Limeslice gave you some excellent advice. I hope you really take on board what she said hon. She was brutally honest but I agree with her and believe it needed to be said.
You need to fix yourself first - that is your number one priority. Get your meds sorted out and definitely get onto counselling. If you speak to your GP about it again they can do a mental health assessment on you and you will then have access to a Medicare rebate on psychologist appointments. When I was seeing my shrink for onset depression a few years ago, I was paying $40 for my hourly appointments instead of $150. A friend of mine actually got access to free psych appointments when her marriage ended so you may be able to find the same.
I honestly think psychologists or psychiatrists are the ones you really should be speaking to about ADs too. It's their field, they know a hell of a lot more about them than a normal GP. Counselling is so important for mental health issues as well. IMO, taking ADs without counselling (for things like PND, onset depression, etc) is like being a diabetic and taking insulin but not watching your diet. They just go hand-in-hand.
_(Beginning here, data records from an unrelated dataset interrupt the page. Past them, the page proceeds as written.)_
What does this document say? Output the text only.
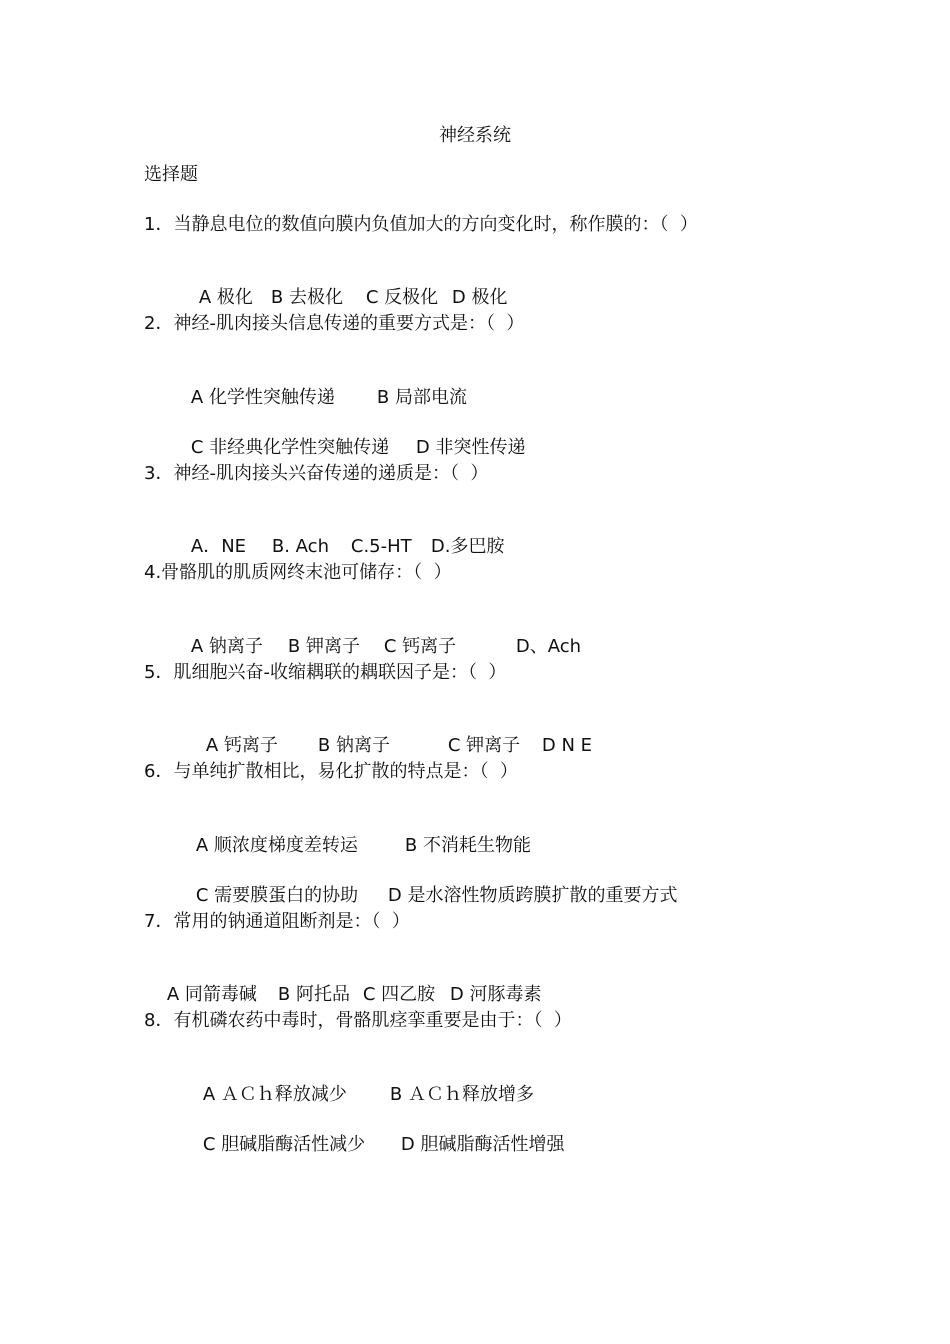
神经系统
选择题
1．当静息电位的数值向膜内负值加大的方向变化时，称作膜的：（  ）

A 极化 B 去极化 C 反极化 D 极化

2．神经-肌肉接头信息传递的重要方式是：（  ）

A 化学性突触传递 B 局部电流

C 非经典化学性突触传递 D 非突性传递

3．神经-肌肉接头兴奋传递的递质是：（  ）

A．NE B. Ach C.5-HT D.多巴胺

4.骨骼肌的肌质网终末池可储存：（  ）

A 钠离子 B 钾离子 C 钙离子	D、Ach

5．肌细胞兴奋-收缩耦联的耦联因子是：（  ）

A 钙离子 B 钠离子	C 钾离子 D N E

6．与单纯扩散相比，易化扩散的特点是：（  ）

A 顺浓度梯度差转运	B 不消耗生物能

C 需要膜蛋白的协助 D 是水溶性物质跨膜扩散的重要方式

7．常用的钠通道阻断剂是：（  ）

A 同箭毒碱 B 阿托品 C 四乙胺 D 河豚毒素

8．有机磷农药中毒时，骨骼肌痉挛重要是由于：（  ）

A ＡＣｈ释放减少 B ＡＣｈ释放增多

C 胆碱脂酶活性减少 D 胆碱脂酶活性增强
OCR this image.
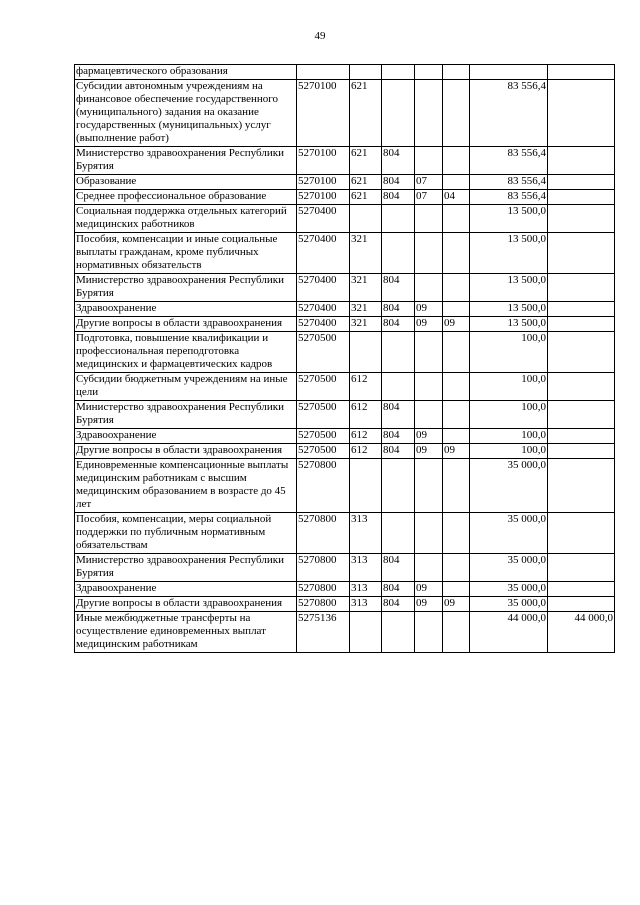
49
фармацевтического образования							
Субсидии автономным учреждениям на финансовое обеспечение государственного (муниципального) задания на оказание государственных (муниципальных) услуг (выполнение работ)	5270100	621				83 556,4	
Министерство здравоохранения Республики Бурятия	5270100	621	804			83 556,4	
Образование	5270100	621	804	07		83 556,4	
Среднее профессиональное образование	5270100	621	804	07	04	83 556,4	
Социальная поддержка отдельных категорий медицинских работников	5270400					13 500,0	
Пособия, компенсации и иные социальные выплаты гражданам, кроме публичных нормативных обязательств	5270400	321				13 500,0	
Министерство здравоохранения Республики Бурятия	5270400	321	804			13 500,0	
Здравоохранение	5270400	321	804	09		13 500,0	
Другие вопросы в области здравоохранения	5270400	321	804	09	09	13 500,0	
Подготовка, повышение квалификации и профессиональная переподготовка медицинских и фармацевтических кадров	5270500					100,0	
Субсидии бюджетным учреждениям на иные цели	5270500	612				100,0	
Министерство здравоохранения Республики Бурятия	5270500	612	804			100,0	
Здравоохранение	5270500	612	804	09		100,0	
Другие вопросы в области здравоохранения	5270500	612	804	09	09	100,0	
Единовременные компенсационные выплаты медицинским работникам с высшим медицинским образованием в возрасте до 45 лет	5270800					35 000,0	
Пособия, компенсации, меры социальной поддержки по публичным нормативным обязательствам	5270800	313				35 000,0	
Министерство здравоохранения Республики Бурятия	5270800	313	804			35 000,0	
Здравоохранение	5270800	313	804	09		35 000,0	
Другие вопросы в области здравоохранения	5270800	313	804	09	09	35 000,0	
Иные межбюджетные трансферты на осуществление единовременных выплат медицинским работникам	5275136					44 000,0	44 000,0
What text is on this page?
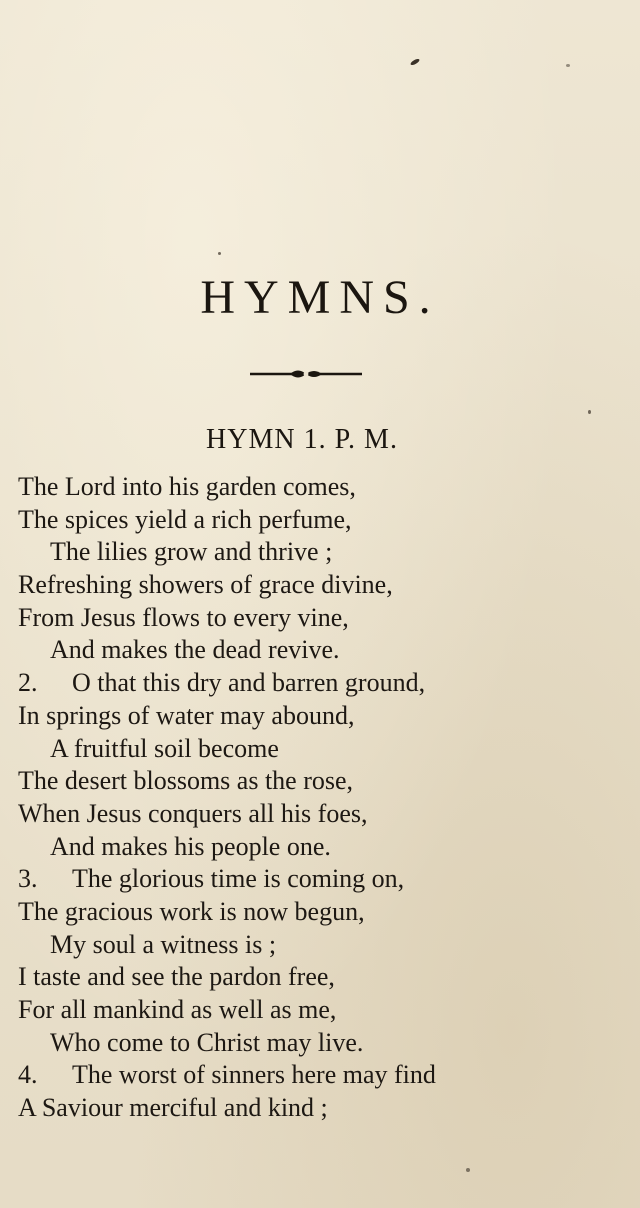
HYMNS.
HYMN 1. P. M.
The Lord into his garden comes,
The spices yield a rich perfume,
The lilies grow and thrive ;
Refreshing showers of grace divine,
From Jesus flows to every vine,
And makes the dead revive.
2. O that this dry and barren ground,
In springs of water may abound,
A fruitful soil become
The desert blossoms as the rose,
When Jesus conquers all his foes,
And makes his people one.
3. The glorious time is coming on,
The gracious work is now begun,
My soul a witness is ;
I taste and see the pardon free,
For all mankind as well as me,
Who come to Christ may live.
4. The worst of sinners here may find
A Saviour merciful and kind ;
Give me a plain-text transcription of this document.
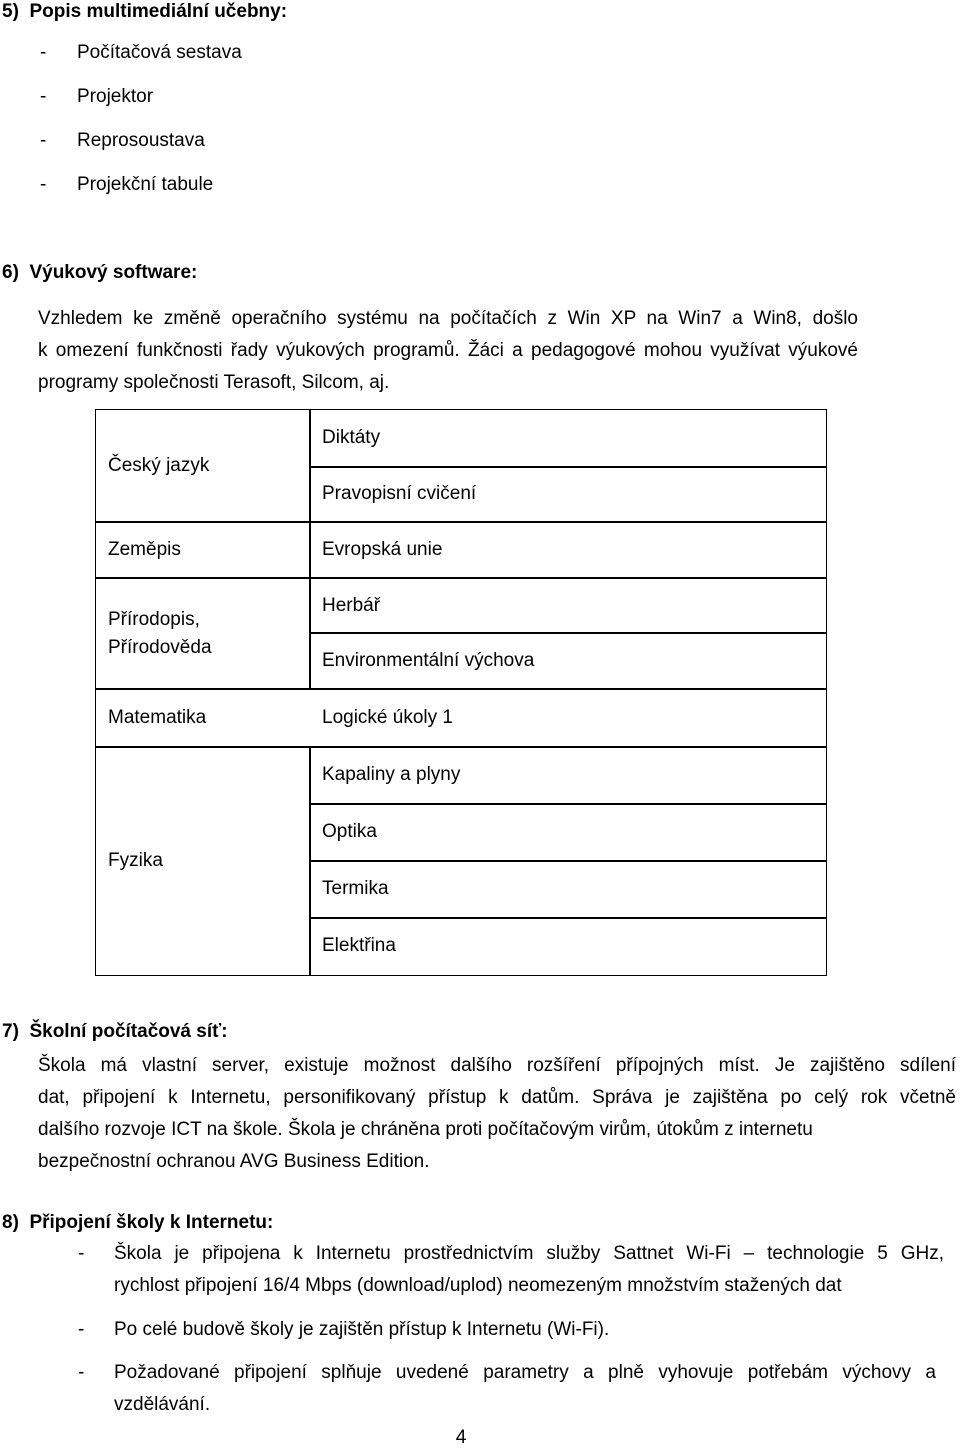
5)  Popis multimediální učebny:
- Počítačová sestava
- Projektor
- Reprosoustava
- Projekční tabule
6)  Výukový software:
Vzhledem ke změně operačního systému na počítačích z Win XP na Win7 a Win8, došlo
k omezení funkčnosti řady výukových programů. Žáci a pedagogové mohou využívat výukové
programy společnosti Terasoft, Silcom, aj.
Český jazyk
Diktáty
Pravopisní cvičení
Zeměpis	Evropská unie
Přírodopis,
Přírodověda
Herbář
Environmentální výchova
Matematika	Logické úkoly 1
Fyzika
Kapaliny a plyny
Optika
Termika
Elektřina
7)  Školní počítačová síť:
Škola má vlastní server, existuje možnost dalšího rozšíření přípojných míst. Je zajištěno sdílení
dat, připojení k Internetu, personifikovaný přístup k datům. Správa je zajištěna po celý rok včetně
dalšího rozvoje ICT na škole. Škola je chráněna proti počítačovým virům, útokům z internetu
bezpečnostní ochranou AVG Business Edition.
8)  Připojení školy k Internetu:
- Škola je připojena k Internetu prostřednictvím služby Sattnet Wi-Fi – technologie 5 GHz,
rychlost připojení 16/4 Mbps (download/uplod) neomezeným množstvím stažených dat
- Po celé budově školy je zajištěn přístup k Internetu (Wi-Fi).
- Požadované připojení splňuje uvedené parametry a plně vyhovuje potřebám výchovy a
vzdělávání.
4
I know what it's like to have the burning desire to want a baby, it's full on. I also know when the time is not right and, as Limeslice said, I know how to take responsibility for my actions and act like an adult. DH and I had major issues in our marriage a few years ago now and I desperately wanted a baby - I was off the pill, charting and all that jazz but I then realised the timing was all wrong. Brining a child into an unstable marriage would have been foolish and selfish. We postponed the baby making for 2.5 years! Our marriage was rock solid by then and we both knew that a baby was the right thing for our relationship. I know, from reading your posts, that you know all too well how full on parenthood can be and the strains it can put on you and your relationship. Keep that in mind when the desire kicks in again - you have a lot on your plate at the moment.
If your DP isn't keen on condoms then tell him to steer clear. Is there any reason why you're not on the pill already? It's cheap (much cheaper than another baby!) and effective so if your DP is really not into comdoms then that would be your next best bet.
Good luck hon. I really hope you get things sorted sooner rather than later. You're doing a great job as a mum though, just remember that.